Once the Christmas lights, ornaments and knickknacks were packed back in the basement and the college football bowl games over, I was struck by a very strange thought: our government tells us what we can and can't eat.
Perhaps you've read about it: The New York City Council's ban of food containing trans fat. And the bans that may follow in other towns, and for other foods. In fact, heaven forbid, for my favorite food, the kind that grows on the Liberty Tree.
Maybe I was snacking more than I should have been during the holidays, especially when my teams were losing. (And I may sue the inventor of Hello Dolly's). But my vice doesn't make a virtue of the Big Apple's totalitarianism. Even Orwell's Big Brother permitted Winston Smith to smoke cigarettes and drink gin!
Sure, trans fat isn't good for people. I get that. But the same goes for soda and cotton candy. And butter. The point is that in a free society, what one puts into one's mouth is each person's responsibility, each person's right.
On the other hand, rights schmights, why not just outlaw being fat?

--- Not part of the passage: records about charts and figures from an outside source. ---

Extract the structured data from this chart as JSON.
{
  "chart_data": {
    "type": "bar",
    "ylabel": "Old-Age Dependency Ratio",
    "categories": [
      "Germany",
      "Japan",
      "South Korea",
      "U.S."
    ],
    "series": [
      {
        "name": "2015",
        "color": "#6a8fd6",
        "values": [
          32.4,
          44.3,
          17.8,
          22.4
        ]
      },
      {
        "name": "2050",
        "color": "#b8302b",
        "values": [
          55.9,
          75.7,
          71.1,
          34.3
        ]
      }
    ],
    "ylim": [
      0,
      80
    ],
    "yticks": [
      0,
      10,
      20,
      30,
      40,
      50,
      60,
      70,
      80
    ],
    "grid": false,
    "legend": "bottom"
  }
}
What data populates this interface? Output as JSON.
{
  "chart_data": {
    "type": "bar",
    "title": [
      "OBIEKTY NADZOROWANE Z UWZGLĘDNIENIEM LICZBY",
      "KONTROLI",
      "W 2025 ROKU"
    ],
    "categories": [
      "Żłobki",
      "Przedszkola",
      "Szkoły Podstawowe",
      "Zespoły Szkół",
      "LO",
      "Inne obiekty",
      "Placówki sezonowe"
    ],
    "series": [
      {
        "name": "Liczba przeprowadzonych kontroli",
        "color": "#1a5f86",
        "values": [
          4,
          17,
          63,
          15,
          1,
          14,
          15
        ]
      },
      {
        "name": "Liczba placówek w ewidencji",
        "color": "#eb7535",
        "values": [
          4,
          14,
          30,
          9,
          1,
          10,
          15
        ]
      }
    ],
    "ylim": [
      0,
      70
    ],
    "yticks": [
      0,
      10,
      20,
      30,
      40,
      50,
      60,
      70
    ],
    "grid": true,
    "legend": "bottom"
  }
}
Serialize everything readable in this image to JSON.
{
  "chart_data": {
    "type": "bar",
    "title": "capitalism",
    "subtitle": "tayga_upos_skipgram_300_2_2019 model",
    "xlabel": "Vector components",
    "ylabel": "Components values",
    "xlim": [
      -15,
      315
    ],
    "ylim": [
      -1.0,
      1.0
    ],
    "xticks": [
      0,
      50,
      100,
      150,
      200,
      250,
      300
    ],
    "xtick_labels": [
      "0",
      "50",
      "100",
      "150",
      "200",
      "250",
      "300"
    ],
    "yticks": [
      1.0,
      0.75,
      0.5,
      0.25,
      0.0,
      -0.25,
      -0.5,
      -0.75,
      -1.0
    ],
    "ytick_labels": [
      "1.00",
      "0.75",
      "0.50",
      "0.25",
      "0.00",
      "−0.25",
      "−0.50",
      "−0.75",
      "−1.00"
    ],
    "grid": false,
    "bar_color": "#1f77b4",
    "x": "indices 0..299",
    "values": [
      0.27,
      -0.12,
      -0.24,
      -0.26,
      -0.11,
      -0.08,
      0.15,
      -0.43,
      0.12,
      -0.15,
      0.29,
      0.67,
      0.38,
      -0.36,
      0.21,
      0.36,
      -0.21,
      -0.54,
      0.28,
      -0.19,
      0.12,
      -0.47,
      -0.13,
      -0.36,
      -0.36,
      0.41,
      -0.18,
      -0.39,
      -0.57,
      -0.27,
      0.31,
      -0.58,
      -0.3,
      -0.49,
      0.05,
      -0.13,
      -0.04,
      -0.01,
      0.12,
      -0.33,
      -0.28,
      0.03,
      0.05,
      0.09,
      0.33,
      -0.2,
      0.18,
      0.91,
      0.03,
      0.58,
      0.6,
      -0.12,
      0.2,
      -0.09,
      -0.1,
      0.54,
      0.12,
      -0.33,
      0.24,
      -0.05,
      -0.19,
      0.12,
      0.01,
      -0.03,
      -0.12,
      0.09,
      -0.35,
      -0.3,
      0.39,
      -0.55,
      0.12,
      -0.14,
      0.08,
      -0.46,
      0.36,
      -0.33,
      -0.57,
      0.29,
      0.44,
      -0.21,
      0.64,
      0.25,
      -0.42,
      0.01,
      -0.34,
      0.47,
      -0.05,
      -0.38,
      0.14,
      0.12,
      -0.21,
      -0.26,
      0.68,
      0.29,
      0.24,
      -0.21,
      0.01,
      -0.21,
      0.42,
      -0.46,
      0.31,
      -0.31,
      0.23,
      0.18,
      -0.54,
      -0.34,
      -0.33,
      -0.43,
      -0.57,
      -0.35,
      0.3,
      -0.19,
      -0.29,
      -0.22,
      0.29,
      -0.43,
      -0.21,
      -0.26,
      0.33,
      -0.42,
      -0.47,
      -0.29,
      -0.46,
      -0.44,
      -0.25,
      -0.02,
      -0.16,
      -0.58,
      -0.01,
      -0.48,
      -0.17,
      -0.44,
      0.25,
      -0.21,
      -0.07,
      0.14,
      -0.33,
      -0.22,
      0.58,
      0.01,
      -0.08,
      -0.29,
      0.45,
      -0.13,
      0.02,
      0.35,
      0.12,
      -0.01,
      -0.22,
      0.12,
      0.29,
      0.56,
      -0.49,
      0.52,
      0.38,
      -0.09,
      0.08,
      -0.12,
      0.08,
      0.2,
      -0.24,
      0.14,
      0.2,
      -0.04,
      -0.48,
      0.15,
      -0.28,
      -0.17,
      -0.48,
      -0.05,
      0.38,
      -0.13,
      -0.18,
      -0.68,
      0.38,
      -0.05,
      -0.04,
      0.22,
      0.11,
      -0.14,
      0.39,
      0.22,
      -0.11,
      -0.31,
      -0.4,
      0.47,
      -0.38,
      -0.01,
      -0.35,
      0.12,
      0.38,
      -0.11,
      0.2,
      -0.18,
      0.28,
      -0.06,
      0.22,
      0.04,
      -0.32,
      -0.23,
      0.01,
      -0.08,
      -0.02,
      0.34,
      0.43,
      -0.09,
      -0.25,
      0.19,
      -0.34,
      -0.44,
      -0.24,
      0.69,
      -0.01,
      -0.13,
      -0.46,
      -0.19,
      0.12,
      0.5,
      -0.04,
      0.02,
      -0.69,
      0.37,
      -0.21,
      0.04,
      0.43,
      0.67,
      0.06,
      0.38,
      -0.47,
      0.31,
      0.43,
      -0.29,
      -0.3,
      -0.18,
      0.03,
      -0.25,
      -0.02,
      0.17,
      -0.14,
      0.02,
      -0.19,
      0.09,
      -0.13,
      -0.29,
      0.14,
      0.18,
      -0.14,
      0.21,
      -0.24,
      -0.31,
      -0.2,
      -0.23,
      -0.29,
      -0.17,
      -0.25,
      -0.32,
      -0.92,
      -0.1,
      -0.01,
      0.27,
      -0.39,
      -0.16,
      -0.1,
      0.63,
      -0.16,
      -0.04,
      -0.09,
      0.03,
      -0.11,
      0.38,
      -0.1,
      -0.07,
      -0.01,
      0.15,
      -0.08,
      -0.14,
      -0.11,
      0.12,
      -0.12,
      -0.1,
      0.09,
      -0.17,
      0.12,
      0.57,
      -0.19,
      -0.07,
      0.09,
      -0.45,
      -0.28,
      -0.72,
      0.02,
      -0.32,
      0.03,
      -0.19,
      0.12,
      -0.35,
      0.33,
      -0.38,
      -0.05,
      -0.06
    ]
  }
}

Those of us whose percentage of body fat goes above a certain threshold would be sent to camps where we could concentrate on losing weight.
We could call these "concentration camps."
The Yellow Star Proposal
But, as we enter 2007, fatty foods and eaters' rights aren't the only targets of nanny-state politicians: they are attacking our delicious democracy, too.
Legislators and entrenched lobbies in a number of states are proposing that the voter initiative process be gutted, fried and devoured. Why? Those states' citizens showed the temerity to threaten them with initiatives to cap state spending growth.
• A new group comprised entirely of Michigan's political high and mighty, amusingly called "Citizens for Michigan," has proposed doing away with voter initiatives entirely. Barring complete abolition, they suggest that legislators should at least be given the power to veto any measure proposed by Michigan citizens.